Previous studies have shown that despite the success of firms like Facebook, the number of startups has dropped sharply, from about 13 percent of all firms in the late 1980s to about 8 percent in 2011. Now, a new study from the National Bureau of Economic Research reports that the expansion of the remaining startups — which traditionally has been much faster than the growth of existing companies — has slowed considerably. By some measures, it now barely exceeds the average of older companies.

So there’s a double whammy: fewer startups and slower growth at the survivors. This could be one reason why the recovery from the Great Recession has been so sluggish, with the economy’s growth averaging about 2 percent annually from 2010 to 2014, much slower than earlier post-World War II recoveries.

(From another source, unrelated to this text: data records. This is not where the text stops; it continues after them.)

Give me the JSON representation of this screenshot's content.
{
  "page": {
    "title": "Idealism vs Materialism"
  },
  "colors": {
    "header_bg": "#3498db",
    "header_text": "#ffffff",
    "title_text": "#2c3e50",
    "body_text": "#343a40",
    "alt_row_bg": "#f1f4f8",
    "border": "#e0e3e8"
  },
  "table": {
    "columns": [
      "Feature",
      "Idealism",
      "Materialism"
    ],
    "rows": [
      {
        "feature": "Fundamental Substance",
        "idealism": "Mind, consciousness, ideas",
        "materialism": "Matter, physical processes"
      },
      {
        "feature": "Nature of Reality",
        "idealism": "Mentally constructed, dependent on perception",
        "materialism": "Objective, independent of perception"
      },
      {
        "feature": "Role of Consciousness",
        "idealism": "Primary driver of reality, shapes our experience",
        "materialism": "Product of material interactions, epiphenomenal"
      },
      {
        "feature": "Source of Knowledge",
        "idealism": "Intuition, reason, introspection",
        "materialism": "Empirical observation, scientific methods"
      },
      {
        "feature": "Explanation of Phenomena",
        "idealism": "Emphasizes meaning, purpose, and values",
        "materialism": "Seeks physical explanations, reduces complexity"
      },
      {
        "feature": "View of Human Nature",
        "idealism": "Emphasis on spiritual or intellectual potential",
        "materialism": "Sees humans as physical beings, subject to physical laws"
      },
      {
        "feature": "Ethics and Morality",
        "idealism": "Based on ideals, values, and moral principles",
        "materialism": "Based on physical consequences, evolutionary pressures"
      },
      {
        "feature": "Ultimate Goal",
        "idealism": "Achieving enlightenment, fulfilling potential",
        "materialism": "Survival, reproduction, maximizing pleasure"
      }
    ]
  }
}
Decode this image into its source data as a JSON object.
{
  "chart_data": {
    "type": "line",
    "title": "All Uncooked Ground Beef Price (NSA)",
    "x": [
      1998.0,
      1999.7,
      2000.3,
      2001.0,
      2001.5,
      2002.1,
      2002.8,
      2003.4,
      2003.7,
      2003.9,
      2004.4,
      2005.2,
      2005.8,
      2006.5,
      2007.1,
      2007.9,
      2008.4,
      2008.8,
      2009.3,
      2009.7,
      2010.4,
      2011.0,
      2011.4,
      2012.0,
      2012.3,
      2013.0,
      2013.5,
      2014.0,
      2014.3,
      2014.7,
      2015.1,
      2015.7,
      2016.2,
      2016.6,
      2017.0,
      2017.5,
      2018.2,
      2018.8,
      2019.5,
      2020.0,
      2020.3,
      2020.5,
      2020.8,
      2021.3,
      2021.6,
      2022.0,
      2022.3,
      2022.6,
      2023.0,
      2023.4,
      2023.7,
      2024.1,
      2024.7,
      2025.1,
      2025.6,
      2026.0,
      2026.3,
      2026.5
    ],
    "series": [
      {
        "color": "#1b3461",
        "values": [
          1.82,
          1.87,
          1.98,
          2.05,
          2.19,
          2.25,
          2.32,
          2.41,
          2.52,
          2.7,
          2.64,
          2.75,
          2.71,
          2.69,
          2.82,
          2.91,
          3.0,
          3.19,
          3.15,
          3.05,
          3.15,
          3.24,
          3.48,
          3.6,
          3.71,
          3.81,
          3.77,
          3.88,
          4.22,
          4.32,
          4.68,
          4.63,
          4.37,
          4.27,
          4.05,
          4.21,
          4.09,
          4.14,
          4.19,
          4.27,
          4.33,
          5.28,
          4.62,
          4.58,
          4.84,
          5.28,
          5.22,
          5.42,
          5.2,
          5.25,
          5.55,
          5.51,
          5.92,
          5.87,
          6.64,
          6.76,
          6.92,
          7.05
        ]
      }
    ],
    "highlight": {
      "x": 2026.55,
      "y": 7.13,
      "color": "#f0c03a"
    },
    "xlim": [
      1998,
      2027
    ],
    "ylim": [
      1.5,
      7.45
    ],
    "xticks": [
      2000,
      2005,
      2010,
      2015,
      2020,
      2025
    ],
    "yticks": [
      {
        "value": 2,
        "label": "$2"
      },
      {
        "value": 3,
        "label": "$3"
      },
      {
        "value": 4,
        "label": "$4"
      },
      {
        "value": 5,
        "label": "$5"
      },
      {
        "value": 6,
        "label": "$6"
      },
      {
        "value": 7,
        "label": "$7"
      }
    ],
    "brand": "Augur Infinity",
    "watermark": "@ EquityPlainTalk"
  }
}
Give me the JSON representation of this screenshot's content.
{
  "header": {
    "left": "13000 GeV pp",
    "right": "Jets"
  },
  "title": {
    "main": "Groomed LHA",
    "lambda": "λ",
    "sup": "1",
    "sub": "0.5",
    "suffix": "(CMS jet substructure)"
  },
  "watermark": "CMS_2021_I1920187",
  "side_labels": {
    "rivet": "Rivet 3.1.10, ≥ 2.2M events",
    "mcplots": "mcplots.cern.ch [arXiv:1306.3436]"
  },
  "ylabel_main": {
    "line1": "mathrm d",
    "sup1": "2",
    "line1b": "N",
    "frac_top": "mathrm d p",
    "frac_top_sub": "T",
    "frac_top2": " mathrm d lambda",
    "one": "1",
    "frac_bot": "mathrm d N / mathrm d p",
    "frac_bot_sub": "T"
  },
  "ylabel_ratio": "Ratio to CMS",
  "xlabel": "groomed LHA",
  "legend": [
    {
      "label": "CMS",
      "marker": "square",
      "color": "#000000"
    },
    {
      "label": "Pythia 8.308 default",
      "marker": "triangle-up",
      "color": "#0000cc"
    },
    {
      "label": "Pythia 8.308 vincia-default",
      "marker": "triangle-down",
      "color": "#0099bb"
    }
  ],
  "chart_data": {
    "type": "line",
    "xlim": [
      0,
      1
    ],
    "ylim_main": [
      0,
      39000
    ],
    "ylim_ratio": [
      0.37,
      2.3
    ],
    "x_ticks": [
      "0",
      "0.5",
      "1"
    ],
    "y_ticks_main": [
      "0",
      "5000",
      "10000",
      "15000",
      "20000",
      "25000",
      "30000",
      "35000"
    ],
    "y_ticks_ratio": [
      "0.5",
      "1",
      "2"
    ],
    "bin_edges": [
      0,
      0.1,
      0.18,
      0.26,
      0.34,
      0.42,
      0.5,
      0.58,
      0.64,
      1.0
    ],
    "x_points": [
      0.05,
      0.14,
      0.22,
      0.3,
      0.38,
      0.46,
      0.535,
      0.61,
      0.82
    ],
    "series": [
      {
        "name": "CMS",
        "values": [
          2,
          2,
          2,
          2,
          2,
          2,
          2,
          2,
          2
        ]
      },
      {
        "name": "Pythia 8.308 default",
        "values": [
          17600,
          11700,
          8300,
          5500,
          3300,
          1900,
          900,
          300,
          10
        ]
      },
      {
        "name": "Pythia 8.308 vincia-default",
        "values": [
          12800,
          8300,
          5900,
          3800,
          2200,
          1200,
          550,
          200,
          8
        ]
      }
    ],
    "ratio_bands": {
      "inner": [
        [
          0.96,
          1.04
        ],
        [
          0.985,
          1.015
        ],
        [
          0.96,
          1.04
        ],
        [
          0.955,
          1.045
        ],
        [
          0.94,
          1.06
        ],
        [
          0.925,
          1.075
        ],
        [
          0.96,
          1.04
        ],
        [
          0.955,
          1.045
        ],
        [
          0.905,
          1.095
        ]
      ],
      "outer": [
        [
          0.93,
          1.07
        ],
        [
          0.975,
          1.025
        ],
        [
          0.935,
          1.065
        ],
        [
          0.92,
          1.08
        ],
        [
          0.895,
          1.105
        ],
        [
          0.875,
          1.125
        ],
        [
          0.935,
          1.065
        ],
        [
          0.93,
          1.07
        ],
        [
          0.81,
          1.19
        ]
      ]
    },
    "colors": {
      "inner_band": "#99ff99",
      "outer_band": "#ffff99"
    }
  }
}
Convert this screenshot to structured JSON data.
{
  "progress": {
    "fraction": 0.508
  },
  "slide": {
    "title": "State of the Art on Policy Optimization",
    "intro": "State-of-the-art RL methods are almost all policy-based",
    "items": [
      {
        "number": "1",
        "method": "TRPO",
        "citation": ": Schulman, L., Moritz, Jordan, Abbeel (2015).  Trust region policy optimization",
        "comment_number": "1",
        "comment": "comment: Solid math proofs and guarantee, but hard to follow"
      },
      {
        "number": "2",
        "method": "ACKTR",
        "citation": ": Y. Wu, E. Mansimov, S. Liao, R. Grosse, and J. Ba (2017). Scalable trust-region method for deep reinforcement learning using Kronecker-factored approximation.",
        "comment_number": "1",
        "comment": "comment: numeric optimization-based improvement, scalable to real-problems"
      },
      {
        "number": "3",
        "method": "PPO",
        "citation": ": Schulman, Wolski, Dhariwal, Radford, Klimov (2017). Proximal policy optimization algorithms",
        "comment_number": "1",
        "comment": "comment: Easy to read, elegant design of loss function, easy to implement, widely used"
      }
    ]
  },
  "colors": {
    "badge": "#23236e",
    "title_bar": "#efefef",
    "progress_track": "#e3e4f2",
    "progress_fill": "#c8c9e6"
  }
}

Using Census Bureau data, the study examined business births (the creation of new firms), deaths (companies going out of business) and growth from 1976 to 2011. Though most new firms fail in their first five years, the growth of the survivors is so strong that it both offsets the losses of other firms and creates much of the economy’s overall increase in jobs. But that began to change after 2000, when startups’ high growth faded.

The report’s upshot: “Startups and high-growth young firms (under five years) contributed less to U.S. job creation in the post-2000 period than in earlier periods.”

The startup slump may also help explain the slowdown in productivity — a measure of efficiency that ultimately raises living standards. From 2010 to 2014, productivity grew a meager 0.3 percent annually, also well below the post-World War II average of about 2 percent, according to the Bureau of Labor Statistics. “Evidence suggests that young firms devote disproportionately more resources to innovation,” the study said. The startup slump suggests either that their innovation is lagging or that it’s diluted by slower economic growth.

Just what has caused the startup slump isn’t clear, the study admits. One obvious theory is the legacy of the Great Recession, which has made many businesses more cautious and risk-averse.

Still, that’s at most a partial explanation, because it can’t account for the slowdown that preceded the recession’s onset in 2007.

What’s clear is that the startup slump is consistent with other business behavior, specifically weak investment spending on new plants and machinery. Compared with the past, companies seem more reluctant to invest in the future.

“There is now robust evidence, from multiple data sources … of a pervasive decline in U.S. business dynamism over the last several decades,” the study says.